3. Cystic Fibrosis affects about 30,000 in the United States. and more than 70,000 people worldwide. Until recently, attempts to deliver a working copy of the gene necessary to a cure have not been effective. With advances in viral vectors, this is changing. In 2019, the Cystic Fibrosis Foundation announced $500 million in funding over the next six years for research into treatments for cystic fibrosis. These include gene therapy strategies.
4. Hemophilia A affects an estimated 400,000 males worldwide, with about 20,000 in the United States. There is currently no cure for this genetic disease. In August 2020, the U.S. Food and Drug Administration (FDA) rejected a gene therapy called Roctavian and asked BioMarin Pharmaceutical for more evidence that the treatment is durable enough to justify use in patients by proving a long-lasting effect on bleeding rates that will not wear off, resulting in a return to the current standard of care for patients.

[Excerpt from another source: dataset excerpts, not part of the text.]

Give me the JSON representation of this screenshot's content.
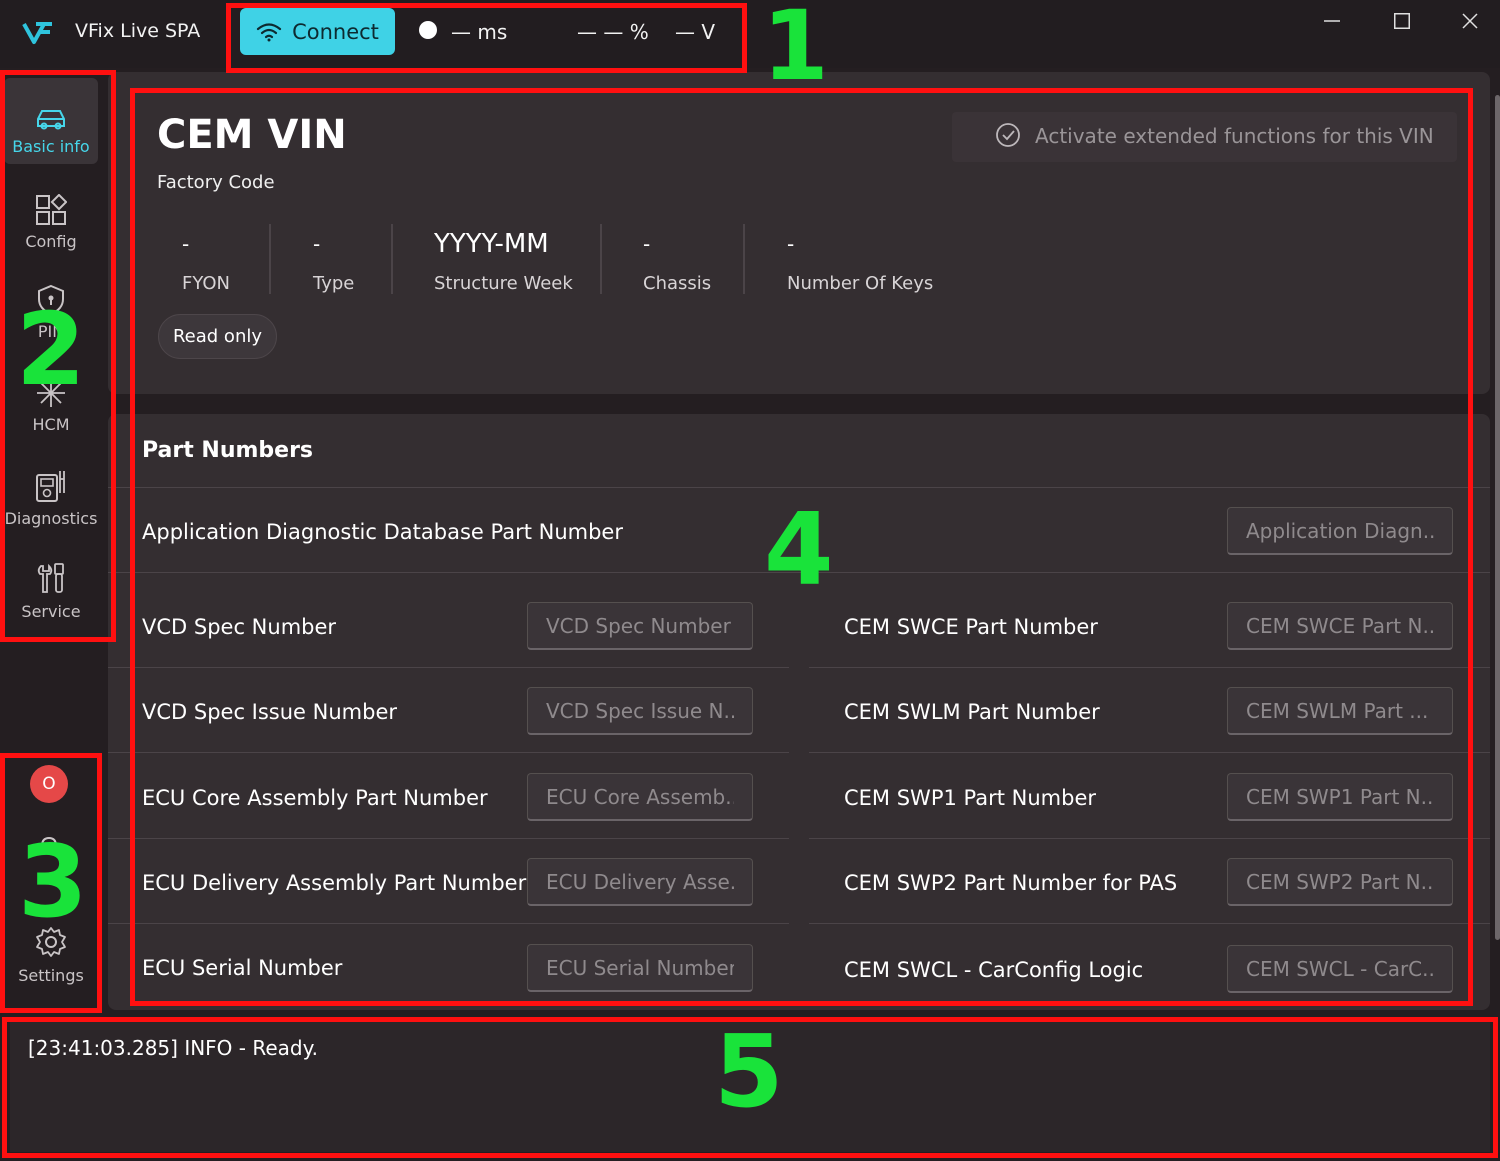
{
  "titlebar": {
    "app_title": "VFix Live SPA",
    "connect_label": "Connect",
    "latency": "— ms",
    "percent": "— — %",
    "voltage": "— V"
  },
  "sidebar": {
    "items": [
      {
        "label": "Basic info",
        "icon": "car-icon",
        "active": true
      },
      {
        "label": "Config",
        "icon": "config-grid-icon"
      },
      {
        "label": "PIN",
        "icon": "shield-lock-icon"
      },
      {
        "label": "HCM",
        "icon": "sparkle-icon"
      },
      {
        "label": "Diagnostics",
        "icon": "diagnostics-icon"
      },
      {
        "label": "Service",
        "icon": "tools-icon"
      }
    ],
    "bottom": {
      "record_label": "O",
      "settings_label": "Settings"
    }
  },
  "vin": {
    "title": "CEM VIN",
    "factory_code_label": "Factory Code",
    "extended_label": "Activate extended functions for this VIN",
    "fields": [
      {
        "value": "-",
        "label": "FYON"
      },
      {
        "value": "-",
        "label": "Type"
      },
      {
        "value": "YYYY-MM",
        "label": "Structure Week"
      },
      {
        "value": "-",
        "label": "Chassis"
      },
      {
        "value": "-",
        "label": "Number Of Keys"
      }
    ],
    "readonly_label": "Read only"
  },
  "parts": {
    "title": "Part Numbers",
    "full_row": {
      "label": "Application Diagnostic Database Part Number",
      "placeholder": "Application Diagn..."
    },
    "left": [
      {
        "label": "VCD Spec Number",
        "placeholder": "VCD Spec Number"
      },
      {
        "label": "VCD Spec Issue Number",
        "placeholder": "VCD Spec Issue N..."
      },
      {
        "label": "ECU Core Assembly Part Number",
        "placeholder": "ECU Core Assemb..."
      },
      {
        "label": "ECU Delivery Assembly Part Number",
        "placeholder": "ECU Delivery Asse..."
      },
      {
        "label": "ECU Serial Number",
        "placeholder": "ECU Serial Number"
      }
    ],
    "right": [
      {
        "label": "CEM SWCE Part Number",
        "placeholder": "CEM SWCE Part N..."
      },
      {
        "label": "CEM SWLM Part Number",
        "placeholder": "CEM SWLM Part ..."
      },
      {
        "label": "CEM SWP1 Part Number",
        "placeholder": "CEM SWP1 Part N..."
      },
      {
        "label": "CEM SWP2 Part Number for PAS",
        "placeholder": "CEM SWP2 Part N..."
      },
      {
        "label": "CEM SWCL - CarConfig Logic",
        "placeholder": "CEM SWCL - CarC..."
      }
    ]
  },
  "log": {
    "line": "[23:41:03.285] INFO - Ready."
  },
  "annotations": [
    "1",
    "2",
    "3",
    "4",
    "5"
  ],
  "colors": {
    "accent": "#46d6ea",
    "annotation_box": "#ff1010",
    "annotation_number": "#19e33a",
    "record": "#e54848"
  }
}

5. Muscular Dystrophy (MD) The most common forms in children, Duchenne and Becker, affect approximately 1 in every 5,600 to 7,700 males ages 5 to 24. There is currently no known cure for this genetic disease. However, the use of CRISPR gene-editing technology may lead to a long-awaited cure or treatment options.
The outlook for rare disease cures is excellent. The ability to make a diagnosis sooner rather than later gives those with the disease more time to identify and participate in promising research and trials. Information such as that on NORD’s site, along with a diagnosis that pinpoints the specific gene needing repair in monogenic disorders, makes it possible for people around the world to connect and form patient advocacy groups to work for a cure. Remote participation in research and trials means that people with rare diseases can participate from wherever they are located, and Orphan Drug designation brings financial incentives for the creation of cures for small populations of patients. Today, we are already seeing movement toward a cure in some of the most well-known rare diseases as all of these factors combine with advances in gene and cell technology. The improvement of vectors and the use of CRISPR will likely lead to more.
American Gene Technologies is committed to developing genetic therapies that will enable those with PKU to lead normal lives. The FDA granted AGT an Orphan Drug Designation in 2018. This designation provides AGT with eligibility for tax credits, market exclusivity for 7 years post-approval, and the waiver of new drug application fees totaling more than $2 million in cost savings. Today, AGT PKU Cure Program is in the pre-clinical validation stage.